Tuesday, January 24, 2017

A Forgotten Remedy for Modern Ills


There is an ancient story about a man who was pierced by a poisoned arrow. His companions immediately wanted to fetch a physician from a nearby village. The victim would not hear of it. Instead, before permitting medical aid or the removal of the arrow, he obliged his concerned friends to inquire first about the name of the archer, his town and family circumstances. Next, the victim instructed them to find out the type of construction of the bow and the materials used in the arrows. Furthermore, he mentioned….but then he died. The same plight afflicts the wounds of modern living.
            Modern people know that they are distressed about life. Society’s remedy is the presumption that pragmatic solutions, politics, and a newer model are always the preferred rescue to life’s dilemmas. Entranced by them, we are caught by defending that it’s our destiny to use them as universal resolutions to life’s issues.
            For society’s sake, yoga poses a critique of these vicissitudes of culture. Whenever people become complacent or discouraged with their current level of civilization, yoga quietly insists upon a special feature of human nature.
“There is a bridge between time and eternity
 and this bridge is the human spirit
Neither day nor night cross that bridge,
nor old age, nor death nor sorrow.”
            Yoga sees humans embroiled in a world of ineluctable change and needless suffering. Starting from this inescapable condition, this visitor eschews temporary palliatives. Five year renovation plans are not endorsed. Instead, a different tack: an applied philosophy of virtuous agendas, that only reveals their meaning in the act of performance. More, an investigation into human consciousness whereby the one probes living awareness itself, self-probing self, an inner alchemy of spirit.
“It is this spirit that we must find and know
 one must find his or her own soul.
Who has found and knows her or his soul has found all the worlds,
can achieve all desires.”
            Yoga views one’s aggravation with life as stemming from a profound ignorance, mostly self-imposed, if you will, and so thick at times with confusion. Yet that very feeling of constraint inspires yoga, for this ancient visitor traces the root problem of unhappiness not to the world but to one’s stressful ignorance about the truth of spirit.
            Annoying or not, pain can spur emancipation. Life’s afflictions can have an ironic impact: they goad a desperate search for release. Yoga, addressing someone as a patient too long in the hospital of fitful society, who finally gets sick of being sick, primes that fundamental appetite for liberation, moksa. My sense of constraint beckons this ancient visitor to make his rounds and dispense his remedies.
            Highly optimistic, with centuries of practitioners to embody its claim, yoga insists that one’s normal state is healthful, serene, with diminishing suffering. The key to this epiphany, as well as the lessening of society’s turmoil, lies in one’s ability to restore through practical experience the quest for spirit. One cannot think pious thoughts or quote perennial remarks of Sages to get there. Rather embark upon a body-mind praxis of integrating your inner world of awareness with all  levels of Nature and life as you go about making your mark in the society. Familiarity with the world can profit feasible knowledge and temporal success; yet when combined with systematic self-exploration, one can develop tranquil confidence that leaves one undisturbed amidst the flux of culture. Time and eternity, like every antithesis in life, find their crossroads in the human heart.
            The mystery of history and the cosmos, the principles of matter and energy, the archetypes and evolution of creation, become discernible to one’s persistence. These manageable truths arrive not by the route of abstract analysis, but only as a comprehensor---evamvit---one who verifies in person.
            The gradual discovery of oneself as the inner center of the universe awakens through the methodology of non-discursive meditation, dhyana. Meditation widens the scope of abiding intuition. Like a concentrated spaceship plunging above earth’s gravitational pull, your mind moves past the attractions and seductions of society, expanding with its silent inner space to sight hidden galaxies of wonder and knowledge.

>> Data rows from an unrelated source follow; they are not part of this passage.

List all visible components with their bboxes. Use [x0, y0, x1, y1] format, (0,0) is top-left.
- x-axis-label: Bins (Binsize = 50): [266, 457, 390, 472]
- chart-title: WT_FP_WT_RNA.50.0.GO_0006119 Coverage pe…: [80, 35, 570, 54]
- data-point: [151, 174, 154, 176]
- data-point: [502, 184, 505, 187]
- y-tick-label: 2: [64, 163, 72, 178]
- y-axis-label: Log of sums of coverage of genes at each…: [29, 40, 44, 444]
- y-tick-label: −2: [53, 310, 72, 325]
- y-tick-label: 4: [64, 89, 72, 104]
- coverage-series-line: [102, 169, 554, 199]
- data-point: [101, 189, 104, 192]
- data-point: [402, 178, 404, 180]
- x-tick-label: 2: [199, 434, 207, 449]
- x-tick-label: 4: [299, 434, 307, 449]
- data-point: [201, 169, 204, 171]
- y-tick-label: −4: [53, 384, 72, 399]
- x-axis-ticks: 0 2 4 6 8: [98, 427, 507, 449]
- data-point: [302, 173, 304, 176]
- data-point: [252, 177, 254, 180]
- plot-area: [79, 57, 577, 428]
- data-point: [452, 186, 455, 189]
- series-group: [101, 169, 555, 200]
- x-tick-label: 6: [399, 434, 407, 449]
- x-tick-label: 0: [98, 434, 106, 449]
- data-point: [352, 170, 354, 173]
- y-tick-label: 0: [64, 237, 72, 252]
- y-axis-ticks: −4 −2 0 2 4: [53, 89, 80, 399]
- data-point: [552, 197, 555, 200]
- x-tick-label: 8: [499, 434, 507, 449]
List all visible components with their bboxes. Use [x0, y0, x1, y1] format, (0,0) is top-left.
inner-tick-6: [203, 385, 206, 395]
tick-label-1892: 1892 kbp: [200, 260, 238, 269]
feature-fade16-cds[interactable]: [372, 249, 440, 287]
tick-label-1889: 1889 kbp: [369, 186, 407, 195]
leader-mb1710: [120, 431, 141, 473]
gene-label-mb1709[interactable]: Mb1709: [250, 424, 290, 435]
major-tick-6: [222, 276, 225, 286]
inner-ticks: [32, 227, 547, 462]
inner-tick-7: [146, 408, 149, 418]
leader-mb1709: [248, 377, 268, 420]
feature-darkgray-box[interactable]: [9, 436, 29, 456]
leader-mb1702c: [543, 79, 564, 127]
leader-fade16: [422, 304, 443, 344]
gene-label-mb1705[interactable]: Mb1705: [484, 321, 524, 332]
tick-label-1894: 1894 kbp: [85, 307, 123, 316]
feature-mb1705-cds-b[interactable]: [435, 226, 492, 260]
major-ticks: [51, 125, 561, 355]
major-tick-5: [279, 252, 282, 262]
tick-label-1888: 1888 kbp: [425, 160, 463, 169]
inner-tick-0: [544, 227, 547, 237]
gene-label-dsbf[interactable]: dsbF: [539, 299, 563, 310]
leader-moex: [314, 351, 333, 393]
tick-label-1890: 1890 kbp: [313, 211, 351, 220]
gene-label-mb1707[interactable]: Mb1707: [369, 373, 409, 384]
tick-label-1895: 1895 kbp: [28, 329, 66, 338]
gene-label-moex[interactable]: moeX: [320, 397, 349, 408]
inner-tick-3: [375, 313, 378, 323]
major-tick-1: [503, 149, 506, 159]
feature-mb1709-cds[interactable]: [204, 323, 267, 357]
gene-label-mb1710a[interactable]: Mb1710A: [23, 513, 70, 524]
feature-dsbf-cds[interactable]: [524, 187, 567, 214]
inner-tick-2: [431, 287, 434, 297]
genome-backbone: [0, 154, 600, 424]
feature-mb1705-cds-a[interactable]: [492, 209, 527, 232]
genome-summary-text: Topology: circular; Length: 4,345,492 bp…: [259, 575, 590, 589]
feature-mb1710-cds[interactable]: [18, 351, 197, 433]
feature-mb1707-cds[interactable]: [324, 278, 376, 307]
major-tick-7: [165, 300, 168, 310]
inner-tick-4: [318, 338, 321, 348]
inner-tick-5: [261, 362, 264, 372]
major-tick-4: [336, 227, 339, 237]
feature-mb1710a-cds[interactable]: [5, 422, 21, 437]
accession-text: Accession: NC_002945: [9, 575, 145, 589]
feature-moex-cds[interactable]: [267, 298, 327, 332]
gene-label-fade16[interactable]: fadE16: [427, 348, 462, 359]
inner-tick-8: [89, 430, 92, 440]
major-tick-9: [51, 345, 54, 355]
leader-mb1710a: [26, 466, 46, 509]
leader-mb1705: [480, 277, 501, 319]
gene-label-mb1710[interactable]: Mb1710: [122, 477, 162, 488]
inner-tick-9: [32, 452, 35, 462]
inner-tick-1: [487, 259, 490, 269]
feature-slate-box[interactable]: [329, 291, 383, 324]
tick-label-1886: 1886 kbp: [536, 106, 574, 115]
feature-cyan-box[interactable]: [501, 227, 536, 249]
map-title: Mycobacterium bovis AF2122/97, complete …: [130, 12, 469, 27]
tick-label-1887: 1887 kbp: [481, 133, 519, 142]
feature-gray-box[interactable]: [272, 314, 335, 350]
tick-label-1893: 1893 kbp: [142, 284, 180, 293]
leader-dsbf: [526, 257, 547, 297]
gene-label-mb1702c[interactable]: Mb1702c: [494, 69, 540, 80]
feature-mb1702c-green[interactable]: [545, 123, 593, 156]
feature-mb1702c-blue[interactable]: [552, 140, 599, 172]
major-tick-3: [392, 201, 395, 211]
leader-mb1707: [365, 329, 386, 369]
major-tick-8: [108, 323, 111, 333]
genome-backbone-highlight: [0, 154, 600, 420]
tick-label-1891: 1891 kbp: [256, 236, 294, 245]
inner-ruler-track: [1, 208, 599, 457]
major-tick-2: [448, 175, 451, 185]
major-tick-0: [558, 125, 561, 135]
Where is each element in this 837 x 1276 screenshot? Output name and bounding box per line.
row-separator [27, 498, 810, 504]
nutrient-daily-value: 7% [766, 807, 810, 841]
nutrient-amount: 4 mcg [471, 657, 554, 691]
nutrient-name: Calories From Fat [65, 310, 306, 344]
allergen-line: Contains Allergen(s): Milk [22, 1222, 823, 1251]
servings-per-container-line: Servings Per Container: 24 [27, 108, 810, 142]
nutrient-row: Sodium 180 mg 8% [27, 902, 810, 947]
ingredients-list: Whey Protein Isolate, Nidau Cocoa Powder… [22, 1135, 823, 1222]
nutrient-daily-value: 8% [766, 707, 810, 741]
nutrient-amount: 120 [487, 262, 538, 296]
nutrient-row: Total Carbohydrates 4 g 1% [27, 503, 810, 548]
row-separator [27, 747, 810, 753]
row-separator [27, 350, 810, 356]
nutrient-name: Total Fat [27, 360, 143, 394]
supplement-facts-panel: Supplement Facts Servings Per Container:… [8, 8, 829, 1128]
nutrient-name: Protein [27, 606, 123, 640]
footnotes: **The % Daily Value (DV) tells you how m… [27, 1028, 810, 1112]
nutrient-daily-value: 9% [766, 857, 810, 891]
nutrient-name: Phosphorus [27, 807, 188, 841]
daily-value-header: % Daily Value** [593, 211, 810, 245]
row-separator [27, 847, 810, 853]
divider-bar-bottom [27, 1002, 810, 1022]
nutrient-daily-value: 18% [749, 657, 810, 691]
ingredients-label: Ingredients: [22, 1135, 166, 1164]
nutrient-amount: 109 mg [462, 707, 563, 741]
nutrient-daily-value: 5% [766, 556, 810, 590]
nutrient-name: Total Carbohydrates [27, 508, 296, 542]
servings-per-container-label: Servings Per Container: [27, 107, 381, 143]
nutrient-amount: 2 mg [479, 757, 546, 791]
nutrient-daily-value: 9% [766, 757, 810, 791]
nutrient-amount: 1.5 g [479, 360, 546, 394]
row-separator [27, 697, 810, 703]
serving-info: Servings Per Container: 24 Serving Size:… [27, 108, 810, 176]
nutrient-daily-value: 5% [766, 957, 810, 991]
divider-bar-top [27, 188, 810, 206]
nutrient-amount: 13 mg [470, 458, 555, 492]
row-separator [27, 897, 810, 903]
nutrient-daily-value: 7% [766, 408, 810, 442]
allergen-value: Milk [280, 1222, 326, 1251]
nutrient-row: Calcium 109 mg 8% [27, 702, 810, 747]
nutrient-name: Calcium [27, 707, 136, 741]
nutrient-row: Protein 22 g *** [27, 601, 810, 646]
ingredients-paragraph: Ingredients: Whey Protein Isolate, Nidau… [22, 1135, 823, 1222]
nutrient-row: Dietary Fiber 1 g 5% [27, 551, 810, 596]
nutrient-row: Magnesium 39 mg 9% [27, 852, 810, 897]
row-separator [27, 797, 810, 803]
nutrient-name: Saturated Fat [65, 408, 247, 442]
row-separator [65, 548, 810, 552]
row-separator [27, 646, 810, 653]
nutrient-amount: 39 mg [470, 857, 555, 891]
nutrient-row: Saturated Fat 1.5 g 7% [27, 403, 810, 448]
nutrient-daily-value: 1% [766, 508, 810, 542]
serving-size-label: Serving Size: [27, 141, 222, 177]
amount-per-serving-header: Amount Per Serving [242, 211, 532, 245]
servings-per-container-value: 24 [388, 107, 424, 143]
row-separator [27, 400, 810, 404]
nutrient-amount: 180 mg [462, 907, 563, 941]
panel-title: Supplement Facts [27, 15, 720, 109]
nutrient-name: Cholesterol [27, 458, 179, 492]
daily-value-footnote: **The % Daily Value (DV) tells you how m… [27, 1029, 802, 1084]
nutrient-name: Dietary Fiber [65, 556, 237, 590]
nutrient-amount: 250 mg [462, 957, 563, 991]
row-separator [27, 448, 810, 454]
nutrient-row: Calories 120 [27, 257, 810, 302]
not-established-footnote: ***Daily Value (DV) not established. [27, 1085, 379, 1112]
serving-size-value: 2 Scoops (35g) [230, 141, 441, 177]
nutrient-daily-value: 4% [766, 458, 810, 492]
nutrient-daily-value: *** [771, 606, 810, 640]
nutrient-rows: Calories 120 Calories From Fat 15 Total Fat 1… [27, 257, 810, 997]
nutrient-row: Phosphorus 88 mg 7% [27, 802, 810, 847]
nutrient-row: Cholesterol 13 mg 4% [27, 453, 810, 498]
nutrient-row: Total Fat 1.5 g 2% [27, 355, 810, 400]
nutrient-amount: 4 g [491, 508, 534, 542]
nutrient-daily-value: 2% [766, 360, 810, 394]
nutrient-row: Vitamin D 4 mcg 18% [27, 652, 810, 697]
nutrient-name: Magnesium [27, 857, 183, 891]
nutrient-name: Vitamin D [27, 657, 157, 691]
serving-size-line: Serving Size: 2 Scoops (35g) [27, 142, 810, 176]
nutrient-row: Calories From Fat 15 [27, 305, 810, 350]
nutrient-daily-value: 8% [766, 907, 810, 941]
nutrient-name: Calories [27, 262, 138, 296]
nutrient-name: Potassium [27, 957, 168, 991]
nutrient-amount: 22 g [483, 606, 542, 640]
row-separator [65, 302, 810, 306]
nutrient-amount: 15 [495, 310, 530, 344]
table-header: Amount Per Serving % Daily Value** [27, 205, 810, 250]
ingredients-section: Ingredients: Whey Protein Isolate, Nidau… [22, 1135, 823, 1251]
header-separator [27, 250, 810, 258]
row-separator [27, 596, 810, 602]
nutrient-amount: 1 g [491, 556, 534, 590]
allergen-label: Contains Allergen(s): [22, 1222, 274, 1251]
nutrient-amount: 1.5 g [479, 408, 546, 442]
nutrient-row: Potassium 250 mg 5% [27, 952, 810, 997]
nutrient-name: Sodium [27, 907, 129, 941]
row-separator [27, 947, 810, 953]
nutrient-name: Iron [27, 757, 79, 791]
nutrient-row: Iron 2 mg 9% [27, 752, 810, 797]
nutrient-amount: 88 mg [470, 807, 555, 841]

“When the vision of reason is clear, and in steadiness the soul is in harmony;
when the world of sound and other senses are begone,
and the spirit has risen above passion and hate, magic can happen…”
            An unlearning process rises within, whereby one leaves aside conventional thoughts, fond images and fancies. A fresh awareness ensues to go its natural way. Gradually, a strange paradox takes shape: the more one recedes inward, the more one comes forth to encompass the world daily at large without anxiety. With meditation’s host companion, contemplation, Nature’s transitions of matter and form, body and soul, the individual and society, the past as well as the future, even death—every apparent contradiction and dichotomy now becomes comprehensible. You, the virtuous person of self-knowledge knows the oneness in the immense diversity by fearlessly uniting with it.
“When one dwells in the solitude of silence,
and meditation and contemplation are companions;
when too much food does not disturb health,
when freedom from excessive passion is one’s constant will…
and selfishness, violence and arrogance are diminished
            when lust and anger and greediness are foreign,
and freedom from possessiveness reigns,
            then one has risen on the mountain of the highest---
worthy to be one with the Divine.”

            As for the future of human culture, you decide which font to water the tree of your life.
            So whispers the Upanishads.